Well, then...give it up, Bitch!
One of the most underrated things in all of sex is a good old Handy J. I once had a co-worker say to me that if a chick is going to give him a hand job, and only a hand job, he’ll pass, “because I can do that myself.”
You know what I said to him? ”Fuck you.” That’s what I said to him. His statement is, to this day, the most ridiculous thing that I have ever heard come out of anyone else’s mouth. Sure, we all like to get our hogs into the foxhole, but getting a hand job from a chick is infinitely better than doing it yourself.
Why? Because I always know what my hand’s next move is going to be. Sometimes I even get in a rut and do the same shit, time after time. Right hand, left hand, cowboy, conventional, off hand ring finger in the butt – POW. Clean up and move on about my business.

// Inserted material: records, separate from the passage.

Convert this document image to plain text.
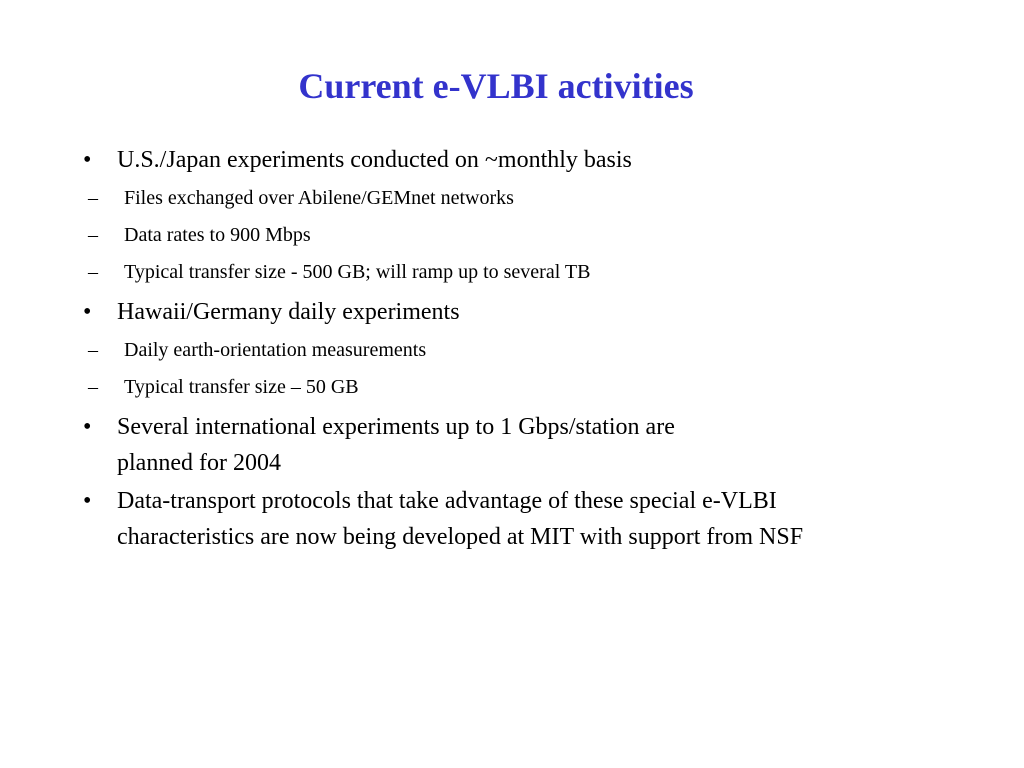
Current e-VLBI activities
•	U.S./Japan experiments conducted on ~monthly basis
–	Files exchanged over Abilene/GEMnet networks
–	Data rates to 900 Mbps
–	Typical transfer size - 500 GB; will ramp up to several TB
•	Hawaii/Germany daily experiments
–	Daily earth-orientation measurements
–	Typical transfer size – 50 GB
•	Several international experiments up to 1 Gbps/station are
planned for 2004
•	Data-transport protocols that take advantage of these special e-VLBI
characteristics are now being developed at MIT with support from NSF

With a little lady facing me, using both hands and rubbing that shit on her tits and such – there’s no comparison.
"...aaaaand enter the black dick...stage left..."
Interracial porn. There are few things better on this Earth. Maybe Mexican food. Mexican food is pretty fucking delicious. Led Zeppelin was pretty god damned stellar too. Mexican food and Led Zeppelin are about it, though. Then, it’s Black Dicks, White Chicks.
"Now you go on and remember to wipe completely next time, or you're gonna get it again!"
Everyone likes a good ass whipping, right? I know I sure do. Show me a chick getting her ass beaten to a crimson pulp, and I will show you a guy with a dick harder than gypsum.
The very best ass whipping site that has ever existed is Whipped Ass. It’s lesbian BDSM, for fuck’s sake! You will agree with me, or you will be punished.
I would give up one of my testicles just to be allowed to slip the head of my boner into one of her socks.
I plan to kick the shit out of this week. Fuck this manic Monday cunt shit — I WILL FUCK YOU UP MONDAY! Tuesday, you’d better have clean underwear on, because I’m coming for your fat ass next!
Please support your local cock by checking out these stunningly beautiful women.
Nom, nom, nom, nom...
It’s the end of another smut-filled week for me, so I want to go out with a bang. What better way to put my stamp on this week than to direct you to male strippers – sometimes wearing bear suits — getting sucked off by horny sluts.
Cheers!
Shit won't be so funny once I get my hog up in your guts.
I had a chick ask me one time if I , “liked to watch?” What the fuck kind of question is that? That’s like asking, “Would you like me to stop hitting you in the face with the sharp end of this fucking claw hammer?”
Of course I like to watch. Everyone likes to watch. Never in the history of boners and slits has someone seen a couple of people fucking and said, “EWWWWWWW!!” and ran out of the room. Well, maybe in George Wendt’s house – but you know what I mean.
Watch people fuck.
You'd better get that mouth open...
Don’t you just love that nasty, almost mean look that super hot chicks give when they come up for air while sucking cock? You know – the one that says, “Yeah, that’s right motherfucker. I can suck your soul right through the end of this hog, so you’d better cum a fucking truckload all over my face or I will steal that fucking soul and leave your body an empty shell of bones and wasted dreams.”
You can find that exact look time and again at Amateur Allure – THE best amateur Bj site to ever exist.
I hope her step-son remembered to go to her trailer and feed her pet snake while she was out of town for this audition.
There is nothing better than a white trash slut. I want to make myself perfectly clear here. There is NOTHING — on this Earth, in this solar system, and amongst all of the things ever created — better than a white trash slut. I have spent more time in my life crawling out of trailer windows in the light of the early morning, than most people spend breathing.
Enjoy these trailer sluts.
"Does this tiara make me look fat?"
If you’ve even beat off to porn one time, and don’t know about Wicked pictures, then you are an uninformed asshole. Period.
So repent for your sins, sir. Go to Wicked, buy a little slick time, and spill your tadpoles.
Look ma -- no hands!
Yesterday I was informed by whomever runs this crazy internet thingy that some religion superstar is now following me on Twitter! Something about Awaken To God or some shit. And she even has a doctorate. OOOHHH! AAAHHH!
Anyway, I would like to welcome the good doctor with a healthy dose of destitute pseudo-hookers gagging on over-sized hard-ons and gallons of filthy stranger-cum. Enjoy, Churchie!
And remember — God created all of us in his own image, so apparently he’s up there right now, covered in angel semen and choking back a hard one.